Конечно зря психанул, но теперь-то чего уж. Накипело. Не знал бы как оно дальше будет, тоже верил бы, как все. А так… И вроде понимаю что надо спокойно ко всему относиться, всё равно ничего не изменишь, как ни старайся, вот только не получается у меня спокойно смотреть, как родных мне людей оболванивают. Злюсь я.
Основательно перекусив, завалился спать. Думал сразу усну, с набитым-то пузом, но провалялся без сна чуть не до двух ночи. Мысли всякие в голову лезли, в основном бред, но были и дельные. Вот например про то как команду набрать, из кого, то есть, идея пришла. Удивительно, как раньше не догадался, если есть максимально проверенные кандидатуры? Те самые парни с которыми я прошел через горнило войны, с самого четырнадцатого, по двадцать четвертый. И ведь помнил я всех, и живых и мертвых, имена, кто откуда родом, детали какие-то. Всё это было навечно записано у меня в голове. Разумеется не здесь, а в той, другой жизни, но для цели которую я поставил, это не имело никакого значения. Главное что знал я их лучше, чем сами они себя. Война, она ведь не оставляет места наносному, стирает всё разом, моргнуть не успеешь. Дерьмо завоняет, алмаз заблестит. Вот мне и нужно алмазы эти собрать, да в диадему царскую вставить. И да, про дерьмо я тоже помню, может не так подробно, но всё-таки.
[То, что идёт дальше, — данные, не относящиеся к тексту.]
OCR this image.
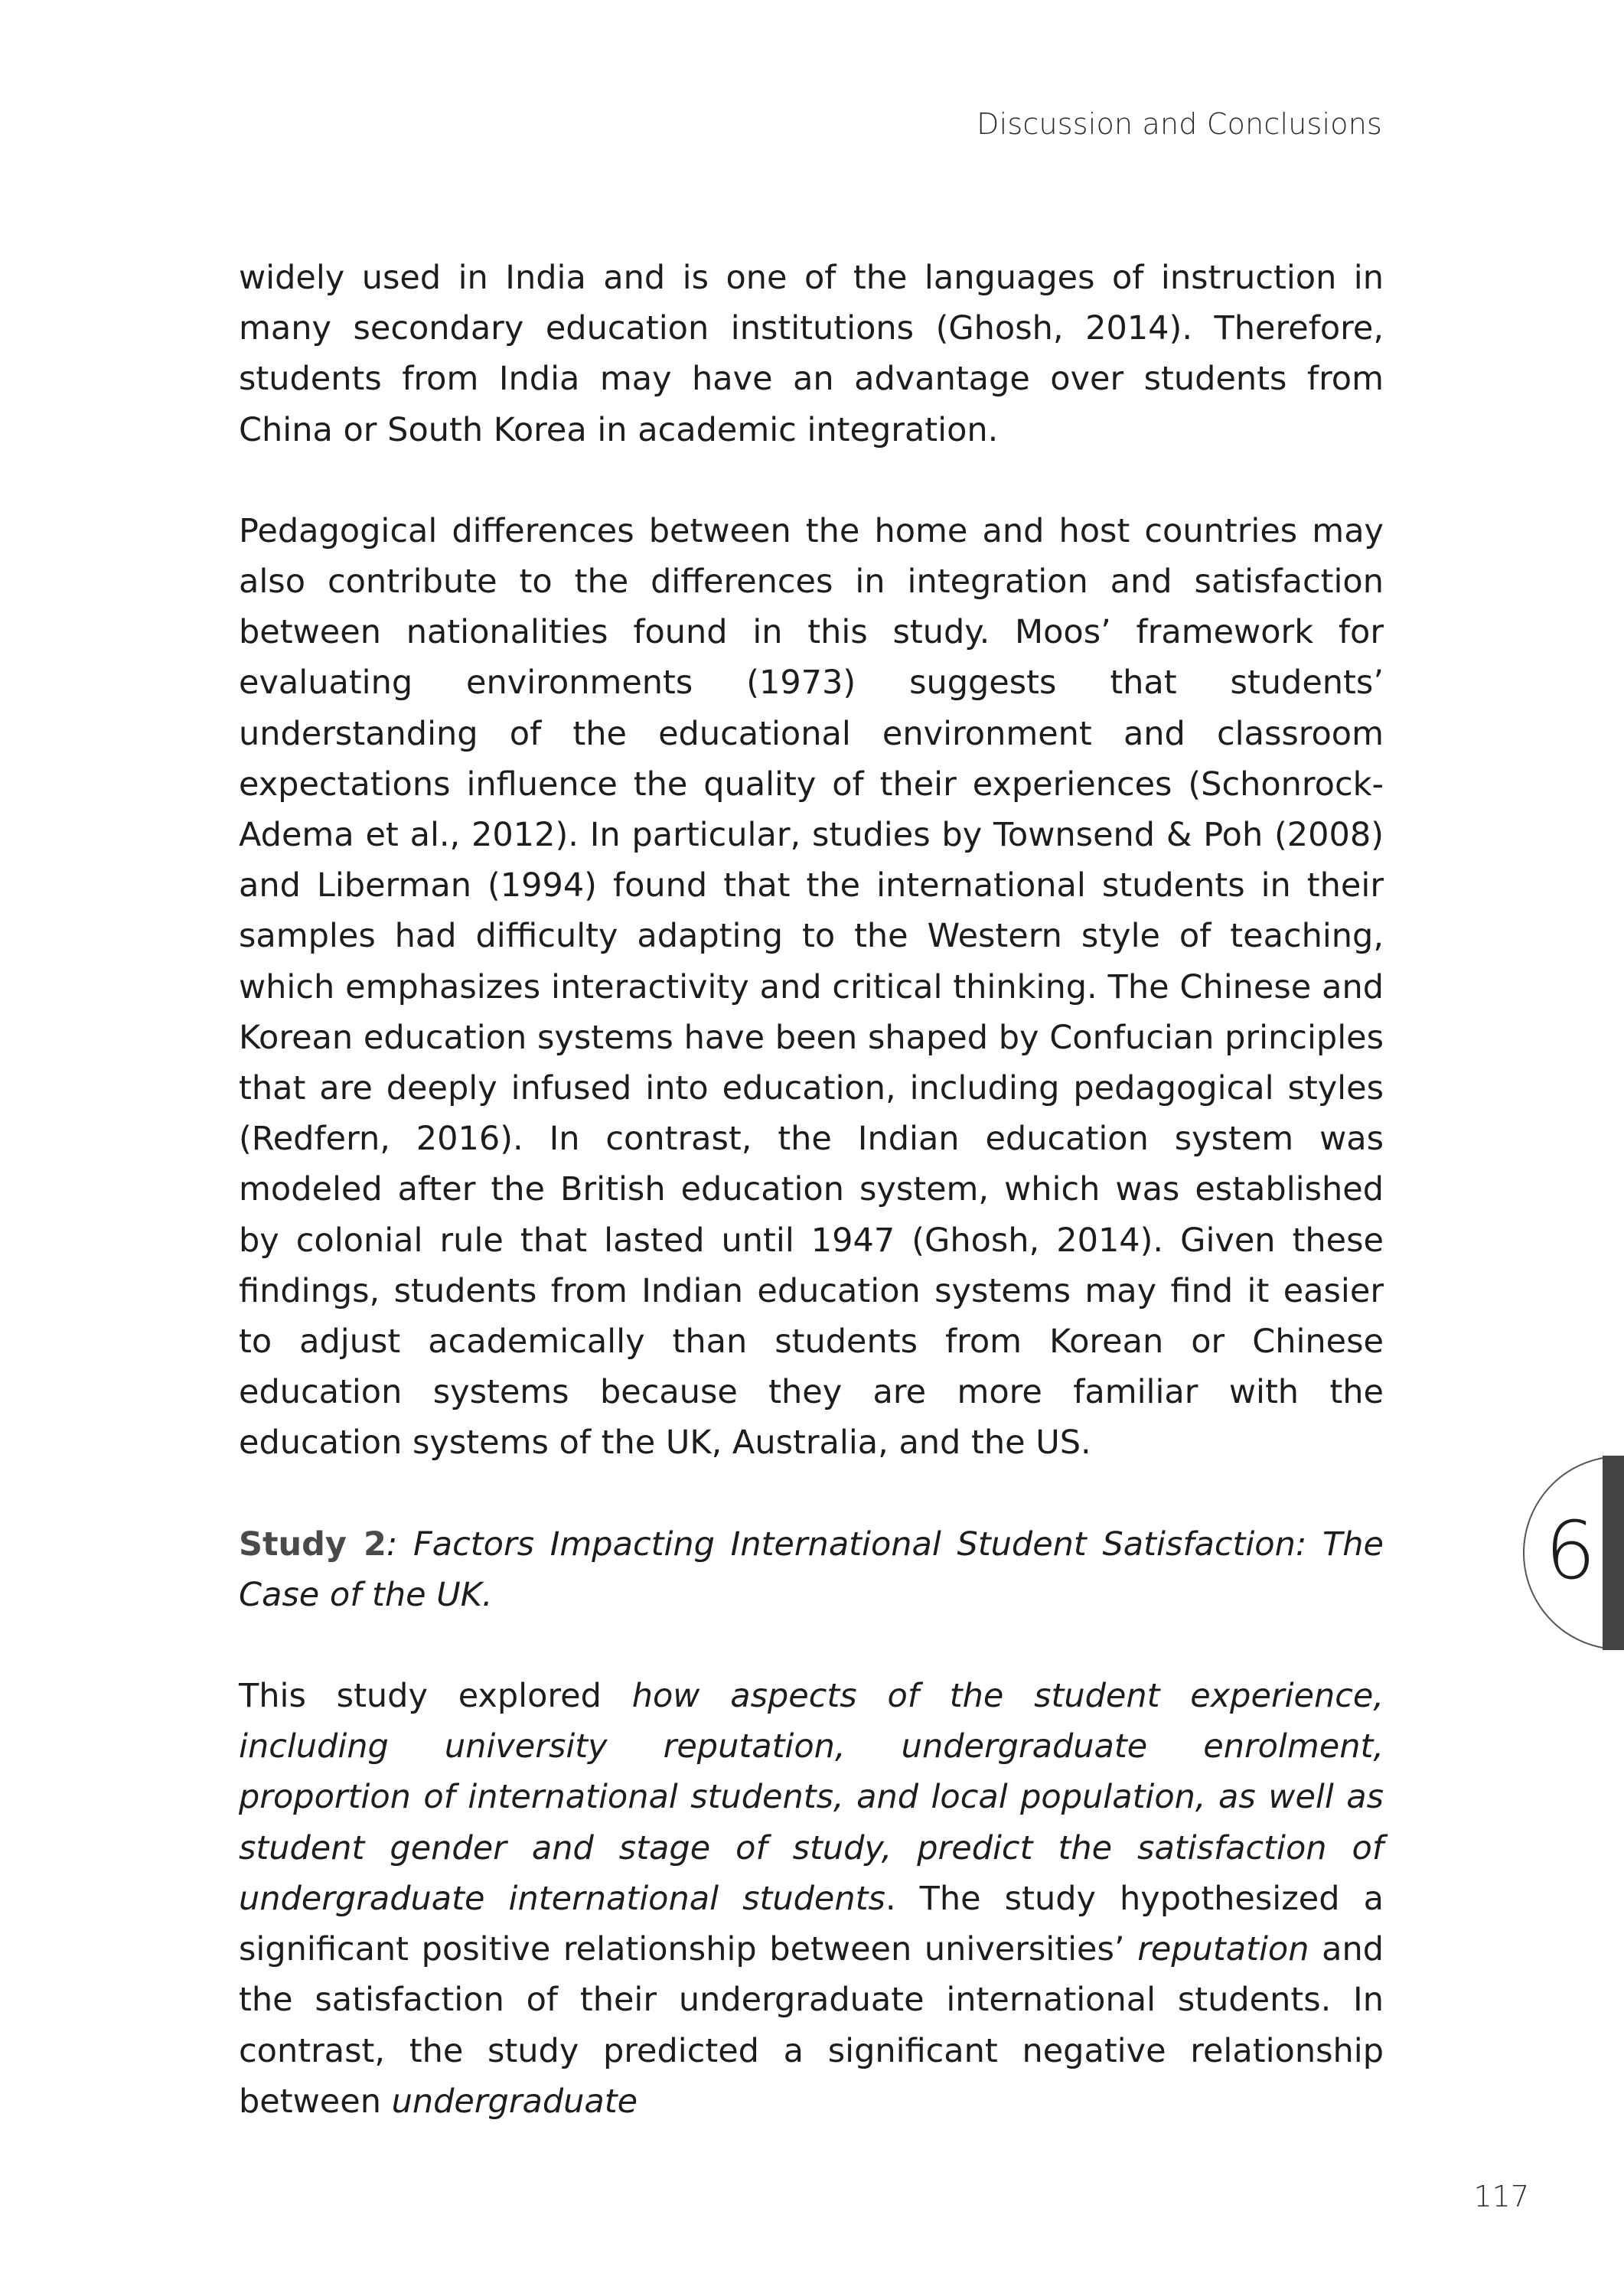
Discussion and Conclusions

widely used in India and is one of the languages of instruction in many secondary education institutions (Ghosh, 2014). Therefore, students from India may have an advantage over students from China or South Korea in academic integration.

Pedagogical differences between the home and host countries may also contribute to the differences in integration and satisfaction between nationalities found in this study. Moos’ framework for evaluating environments (1973) suggests that students’ understanding of the educational environment and classroom expectations influence the quality of their experiences (Schonrock-Adema et al., 2012). In particular, studies by Townsend & Poh (2008) and Liberman (1994) found that the international students in their samples had difficulty adapting to the Western style of teaching, which emphasizes interactivity and critical thinking. The Chinese and Korean education systems have been shaped by Confucian principles that are deeply infused into education, including pedagogical styles (Redfern, 2016). In contrast, the Indian education system was modeled after the British education system, which was established by colonial rule that lasted until 1947 (Ghosh, 2014). Given these findings, students from Indian education systems may find it easier to adjust academically than students from Korean or Chinese education systems because they are more familiar with the education systems of the UK, Australia, and the US.

Study 2: Factors Impacting International Student Satisfaction: The Case of the UK.

This study explored how aspects of the student experience, including university reputation, undergraduate enrolment, proportion of international students, and local population, as well as student gender and stage of study, predict the satisfaction of undergraduate international students. The study hypothesized a significant positive relationship between universities’ reputation and the satisfaction of their undergraduate international students. In contrast, the study predicted a significant negative relationship between undergraduate

6
117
Я ведь когда на эту войну пришёл, многого не понимал. Думал чего тут такого, армия как армия, приказали, копаешь, не приказали, не копаешь. Плац, тумбочка, увал, построение. Всё по стандарту. Но действительность оказалась совсем не такой. Четырнадцатый год, первое по настоящему боевое задание, когда нас, группу из десяти человек, отправили штурмовать трехэтажный дом в одном из «спорных» поселков. Ни разведданных, ни объяснений. Автоматы раздали, гранаты тридцать штук выдали, и вперёд, под танк. Даже командира не назначили, сказали чтобы сами разбирались. И ведь даже сейчас, когда опыта у меня через край, я бы десять раз подумал прежде чем туда лезть, но тогда мы просто пошли вперёд.
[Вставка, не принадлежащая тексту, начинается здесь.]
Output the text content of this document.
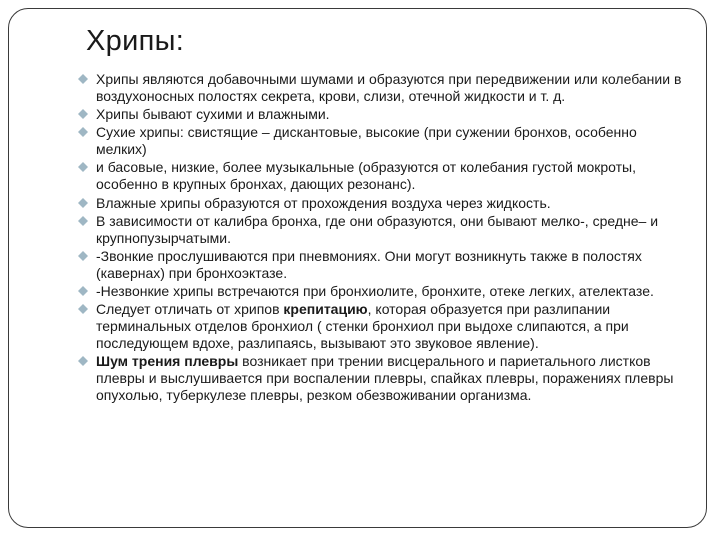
Хрипы:
Хрипы являются добавочными шумами и образуются при передвижении или колебании в воздухоносных полостях секрета, крови, слизи, отечной жидкости и т. д.
Хрипы бывают сухими и влажными.
Сухие хрипы: свистящие – дискантовые, высокие (при сужении бронхов, особенно мелких)
и басовые, низкие, более музыкальные (образуются от колебания густой мокроты, особенно в крупных бронхах, дающих резонанс).
Влажные хрипы образуются от прохождения воздуха через жидкость.
В зависимости от калибра бронха, где они образуются, они бывают мелко-, средне– и крупнопузырчатыми.
-Звонкие прослушиваются при пневмониях. Они могут возникнуть также в полостях (кавернах) при бронхоэктазе.
-Незвонкие хрипы встречаются при бронхиолите, бронхите, отеке легких, ателектазе.
Следует отличать от хрипов крепитацию, которая образуется при разлипании терминальных отделов бронхиол ( стенки бронхиол при выдохе слипаются, а при последующем вдохе, разлипаясь, вызывают это звуковое явление).
Шум трения плевры возникает при трении висцерального и париетального листков плевры и выслушивается при воспалении плевры, спайках плевры, поражениях плевры опухолью, туберкулезе плевры, резком обезвоживании организма.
Не знаю что спасло группу от уничтожения на подходе, подозреваю что противник сам не ожидал подобной наглости, но добрались до стен мы полным составом. Как потом говорил наш комбат, неожиданно.
Рассусоливать не стали, а с ходу закидав правое крыло первого этажа гранатами, сразу зашли внутрь. Наверное на внезапность рассчитывали, вот только обороняющиеся к тому времени уже оклемались, огрызаться стали, и у нас появились первые двести. Помню как стреляю куда-то туда, лишь бы куда, а рядом Антон, паренек совсем молодой, падает. И кровь у него, большими каплями, из пробитого лба, на пол вытекает. Я его пошевелил, ну мало ли, вдруг живой, и продолжаю стрелять. Сам не лезу, автомат вытащу из укрытия, и палю в белый свет как в копеечку.